You have but one back. You keep it someplace next to a screen door with a hole. A few feet off there’s a snow shovel with a rusted edge. I mean that, mentally, you shove your back into a basement area located many floors away from you and the main action. This is a bad move. Your back is still above your hips and below your ribs. It’s installed, and that’s so no matter how you act.
The result of this mismatch between thought and reality is that your back is screwed. Thought doesn’t line up with reality, and the result is that your back has become no good. Everything’s listing to one side and it’s going to stay that way. Your back has become a cot with a screw gone and a lot of rust. Like the screen door and the shovel, it’s something that now belongs nowhere, fit only to be stowed, and you made it that way. To do what you wanted to do (mainly hitting keys and reading text), and without bothering to take the middle of your body into account, you folded and scrunched your back like it was made of sponge. It wasn’t, and now it’s not the thing it should be. It’s a busted item and it hurts.
This situation causes danger signals. When you sit at your desk, do you think of red lines of light criss-crossing a suffering darkness? Do you think of tin foil that’s dense but crumpled and that’s somehow inflamed so that the edges are a nest of orange that burns? No matter how you act as if it weren’t there, does your asshole hurt? Does it feel like it’s been twisted into a knot? Does it occasionally produce blood when you shit, plus a sensation like a cluster of hornet stings located near your coccyx? And does the inner edge of your thumb have a pain distinct but closely adjacent to the pain at the root of your index finger, with the ache at the index finger being part of a matched set running from one end of your hands to the other? And do these finger cuffs of pain fall into a collection of aches that sit at every joint and every extremity because you’re now a broken thing? That’s from your back. Stupid. From your goddamn back.

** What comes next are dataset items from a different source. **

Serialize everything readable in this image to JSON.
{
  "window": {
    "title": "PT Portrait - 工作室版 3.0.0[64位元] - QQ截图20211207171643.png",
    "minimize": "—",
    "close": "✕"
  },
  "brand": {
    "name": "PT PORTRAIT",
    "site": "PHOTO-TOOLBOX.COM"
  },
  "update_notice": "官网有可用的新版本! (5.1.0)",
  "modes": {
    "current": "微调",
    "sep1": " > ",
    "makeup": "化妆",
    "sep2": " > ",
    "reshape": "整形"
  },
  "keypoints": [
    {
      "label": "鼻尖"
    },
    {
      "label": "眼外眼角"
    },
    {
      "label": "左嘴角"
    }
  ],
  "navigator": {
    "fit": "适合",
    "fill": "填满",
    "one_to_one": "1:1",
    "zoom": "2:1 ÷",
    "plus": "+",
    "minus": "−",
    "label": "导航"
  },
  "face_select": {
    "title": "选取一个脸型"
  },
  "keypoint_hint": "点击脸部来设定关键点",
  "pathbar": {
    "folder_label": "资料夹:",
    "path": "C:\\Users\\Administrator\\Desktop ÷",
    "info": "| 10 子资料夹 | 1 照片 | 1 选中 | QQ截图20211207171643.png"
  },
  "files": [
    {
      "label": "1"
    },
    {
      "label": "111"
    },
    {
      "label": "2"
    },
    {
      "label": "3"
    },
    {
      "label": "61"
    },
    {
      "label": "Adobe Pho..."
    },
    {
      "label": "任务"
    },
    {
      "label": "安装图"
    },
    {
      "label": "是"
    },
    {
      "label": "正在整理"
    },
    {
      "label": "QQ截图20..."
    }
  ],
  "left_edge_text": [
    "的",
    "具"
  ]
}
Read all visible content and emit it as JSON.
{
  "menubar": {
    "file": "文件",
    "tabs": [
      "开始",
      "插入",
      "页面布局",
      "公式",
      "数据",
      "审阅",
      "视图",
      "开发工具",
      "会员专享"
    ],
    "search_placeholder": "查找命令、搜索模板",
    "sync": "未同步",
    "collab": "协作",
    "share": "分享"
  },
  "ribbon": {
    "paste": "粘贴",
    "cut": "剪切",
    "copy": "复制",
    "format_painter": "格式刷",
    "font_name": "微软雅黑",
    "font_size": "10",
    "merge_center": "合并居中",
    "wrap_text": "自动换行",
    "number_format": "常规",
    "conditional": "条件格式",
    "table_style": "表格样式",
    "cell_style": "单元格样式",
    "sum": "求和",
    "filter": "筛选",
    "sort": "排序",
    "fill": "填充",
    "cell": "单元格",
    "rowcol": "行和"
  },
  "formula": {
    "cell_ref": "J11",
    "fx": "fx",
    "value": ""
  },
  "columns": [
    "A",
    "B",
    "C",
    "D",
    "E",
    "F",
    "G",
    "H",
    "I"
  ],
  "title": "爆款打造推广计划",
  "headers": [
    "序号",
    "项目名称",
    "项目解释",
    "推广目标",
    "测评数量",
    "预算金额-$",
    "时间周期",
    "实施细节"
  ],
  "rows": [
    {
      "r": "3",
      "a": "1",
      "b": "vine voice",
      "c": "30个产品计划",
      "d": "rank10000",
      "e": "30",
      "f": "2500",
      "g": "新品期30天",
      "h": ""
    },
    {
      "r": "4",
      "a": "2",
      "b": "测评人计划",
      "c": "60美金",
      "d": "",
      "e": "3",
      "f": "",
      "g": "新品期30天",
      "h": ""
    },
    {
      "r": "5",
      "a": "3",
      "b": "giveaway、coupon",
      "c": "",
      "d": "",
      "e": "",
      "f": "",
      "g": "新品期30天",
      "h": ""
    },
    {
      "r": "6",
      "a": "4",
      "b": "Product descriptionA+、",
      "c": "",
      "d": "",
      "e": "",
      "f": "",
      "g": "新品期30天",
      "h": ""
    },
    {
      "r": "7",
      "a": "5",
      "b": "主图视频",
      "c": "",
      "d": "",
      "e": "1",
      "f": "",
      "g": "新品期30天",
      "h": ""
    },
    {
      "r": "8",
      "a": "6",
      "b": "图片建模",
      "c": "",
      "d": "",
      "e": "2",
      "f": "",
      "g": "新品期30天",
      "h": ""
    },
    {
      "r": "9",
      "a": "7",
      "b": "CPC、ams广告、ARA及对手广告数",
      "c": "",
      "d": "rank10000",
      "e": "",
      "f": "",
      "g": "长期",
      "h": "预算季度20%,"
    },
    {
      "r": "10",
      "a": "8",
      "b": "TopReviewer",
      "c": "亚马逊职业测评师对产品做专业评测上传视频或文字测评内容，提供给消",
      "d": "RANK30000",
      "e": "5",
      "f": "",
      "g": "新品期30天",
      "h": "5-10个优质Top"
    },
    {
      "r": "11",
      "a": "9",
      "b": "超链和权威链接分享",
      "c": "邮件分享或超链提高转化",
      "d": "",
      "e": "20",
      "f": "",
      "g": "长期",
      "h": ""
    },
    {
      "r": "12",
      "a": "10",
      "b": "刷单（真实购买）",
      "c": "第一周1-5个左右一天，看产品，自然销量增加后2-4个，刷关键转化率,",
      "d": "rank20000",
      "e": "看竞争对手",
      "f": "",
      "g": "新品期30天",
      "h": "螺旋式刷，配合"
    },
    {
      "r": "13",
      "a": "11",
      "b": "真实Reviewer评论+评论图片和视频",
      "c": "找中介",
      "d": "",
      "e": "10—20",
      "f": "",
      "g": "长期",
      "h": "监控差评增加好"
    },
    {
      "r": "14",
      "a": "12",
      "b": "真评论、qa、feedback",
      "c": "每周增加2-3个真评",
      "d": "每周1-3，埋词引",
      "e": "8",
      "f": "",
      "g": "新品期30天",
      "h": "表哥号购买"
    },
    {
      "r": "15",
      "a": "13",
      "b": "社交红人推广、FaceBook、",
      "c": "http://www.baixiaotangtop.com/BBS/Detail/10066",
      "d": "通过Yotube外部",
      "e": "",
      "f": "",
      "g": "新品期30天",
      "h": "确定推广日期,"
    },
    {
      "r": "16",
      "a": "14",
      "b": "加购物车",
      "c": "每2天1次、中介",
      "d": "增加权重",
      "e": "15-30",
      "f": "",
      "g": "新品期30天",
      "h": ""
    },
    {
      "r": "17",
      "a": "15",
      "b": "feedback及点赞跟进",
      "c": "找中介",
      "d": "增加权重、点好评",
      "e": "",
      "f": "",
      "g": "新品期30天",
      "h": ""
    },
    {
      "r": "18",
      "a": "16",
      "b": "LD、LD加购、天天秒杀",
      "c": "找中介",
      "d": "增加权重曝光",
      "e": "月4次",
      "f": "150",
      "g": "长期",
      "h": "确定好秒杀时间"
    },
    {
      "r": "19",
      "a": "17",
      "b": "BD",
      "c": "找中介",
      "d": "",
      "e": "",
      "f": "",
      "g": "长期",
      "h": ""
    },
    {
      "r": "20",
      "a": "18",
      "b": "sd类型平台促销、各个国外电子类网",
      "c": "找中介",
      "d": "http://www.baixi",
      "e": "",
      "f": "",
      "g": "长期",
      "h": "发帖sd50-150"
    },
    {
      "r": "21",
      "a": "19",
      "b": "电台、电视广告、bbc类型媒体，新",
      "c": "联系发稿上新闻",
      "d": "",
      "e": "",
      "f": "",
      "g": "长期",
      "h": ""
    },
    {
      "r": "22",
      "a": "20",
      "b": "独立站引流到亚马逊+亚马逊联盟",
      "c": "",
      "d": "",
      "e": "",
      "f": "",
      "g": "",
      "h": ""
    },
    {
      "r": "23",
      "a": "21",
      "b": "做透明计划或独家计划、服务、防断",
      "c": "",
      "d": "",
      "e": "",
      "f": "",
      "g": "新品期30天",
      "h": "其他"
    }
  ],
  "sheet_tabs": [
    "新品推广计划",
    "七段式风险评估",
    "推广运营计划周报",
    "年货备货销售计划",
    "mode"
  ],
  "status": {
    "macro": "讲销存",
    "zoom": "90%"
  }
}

Way to go, smart guy. It’s all because of you. You wouldn’t pay attention. You had to click your mouse. You had to scrunch down and read the 17 tweets beneath the main tweet. You had to lift your elbows high and drive your fingers at the keys. You had to fold your sacrum until it had pleats and then you weighted it down with your torso, arms, neck, and you figured nothing would happen. Your back was someplace else, somewhere safe. No, it wasn’t, and something did happen. You’re screwed, you and your back, and down to the basement with both of you. You’re no good to anyone.